Molitor’s 85 victories are the second-fewest ever by an AL manager of the year winner, ahead of only the 83 wins recorded by the Royals’ Tony Pena in 2003. But so was the Twins’ perceived talent level, making his accomplishment — an MLB-best 26-game improvement and an AL wild-card berth — stand out. He helped develop a young roster of position players into an offense that scored 815 runs, the fourth-highest total in the league and fifth highest in Twins history.

And he fashioned a winning record despite a pitching staff roiled by injuries and ineffectiveness; 36 different players took the mound during the season.

“Maybe there’s some strategy in lowering the expectations last year,” Molitor joked. “When you lose 103 games, it’s humbling, whether you’re a player or coach or manager. I had to do a lot of self-evaluation of things I thought I could have done better throughout the [2016] season.”

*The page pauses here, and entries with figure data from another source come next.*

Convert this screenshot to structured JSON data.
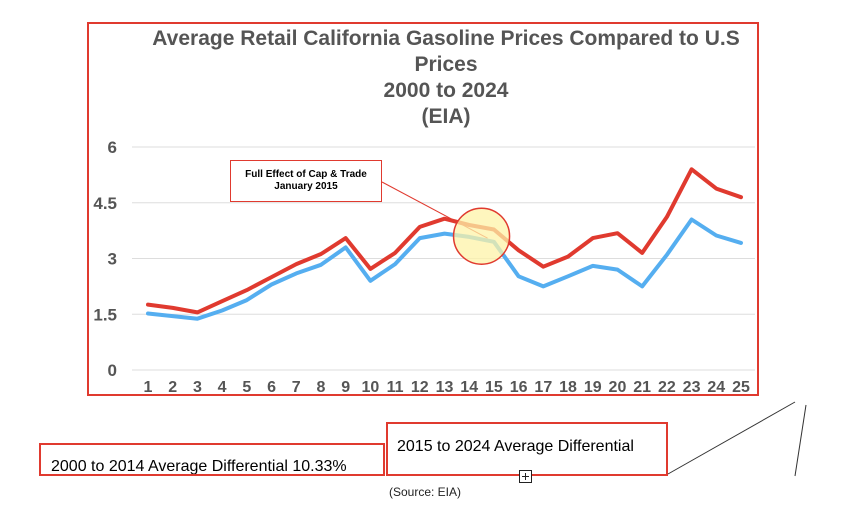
{
  "chart_data": {
    "type": "line",
    "title": [
      "Average Retail California Gasoline Prices Compared to U.S",
      "Prices",
      "2000 to 2024",
      "(EIA)"
    ],
    "xlabel": "",
    "ylabel": "",
    "categories": [
      "1",
      "2",
      "3",
      "4",
      "5",
      "6",
      "7",
      "8",
      "9",
      "10",
      "11",
      "12",
      "13",
      "14",
      "15",
      "16",
      "17",
      "18",
      "19",
      "20",
      "21",
      "22",
      "23",
      "24",
      "25"
    ],
    "y_ticks": [
      "0",
      "1.5",
      "3",
      "4.5",
      "6"
    ],
    "ylim": [
      0,
      6
    ],
    "grid": true,
    "legend": "none",
    "series": [
      {
        "color": "#e03a2f",
        "values": [
          1.76,
          1.67,
          1.55,
          1.85,
          2.15,
          2.5,
          2.85,
          3.12,
          3.55,
          2.72,
          3.15,
          3.85,
          4.07,
          3.9,
          3.78,
          3.22,
          2.78,
          3.05,
          3.55,
          3.68,
          3.15,
          4.12,
          5.4,
          4.88,
          4.65
        ]
      },
      {
        "color": "#55aef0",
        "values": [
          1.52,
          1.45,
          1.38,
          1.6,
          1.88,
          2.3,
          2.6,
          2.83,
          3.3,
          2.4,
          2.85,
          3.55,
          3.67,
          3.58,
          3.45,
          2.52,
          2.25,
          2.52,
          2.8,
          2.7,
          2.25,
          3.1,
          4.05,
          3.62,
          3.42
        ]
      }
    ],
    "annotation": {
      "text_line1": "Full Effect of Cap & Trade",
      "text_line2": "January 2015",
      "highlight_x": 14.5,
      "highlight_y": 3.6
    }
  },
  "boxes": {
    "box_2000_text": "2000 to 2014 Average Differential 10.33%",
    "box_2015_text": "2015 to 2024 Average Differential"
  },
  "source": "(Source: EIA)",
  "colors": {
    "frame": "#e03a2f",
    "california": "#e03a2f",
    "us": "#55aef0",
    "highlight_fill": "#fdf3a8",
    "grid": "#dddddd"
  }
}
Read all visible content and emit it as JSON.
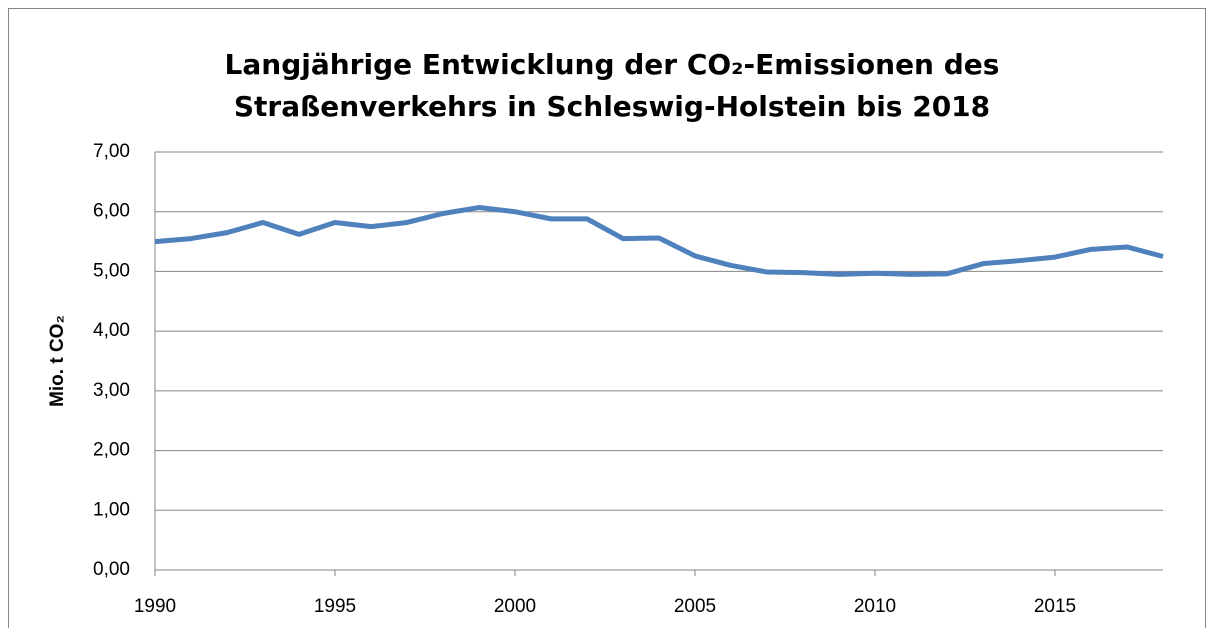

His greatest achievement, though, may have been to rally the Twins to a 20-11 record in August, on the heels of trades that removed closer Brandon Kintzler and recently acquired starter Jaime Garcia from the roster, moves interpreted in the clubhouse as a surrender.

Molitor addressed the team a day after the trades, and challenged his players to overcome them.

“We tried to make these guys believe,” he said. “I still had a lot of optimism that we could continue [to contend]. Part of your job is to try to know what players are feeling. There was nothing magical; it was just something people needed to hear.”

That Molitor was even in the Twins’ dugout might have been due to the support of owner Jim Pohlad, who made retaining the manager for the 2017 season a condition of hiring new executives to run the team, chief baseball officer Derek Falvey and General Manager Thad Levine. The new leaders validated Pohlad’s confidence by rewarding Molitor with a three-year contract extension in October.

“I’m not ready to stop working,” Molitor said at the time. “I still feel driven. I still feel there’s more to accomplish.”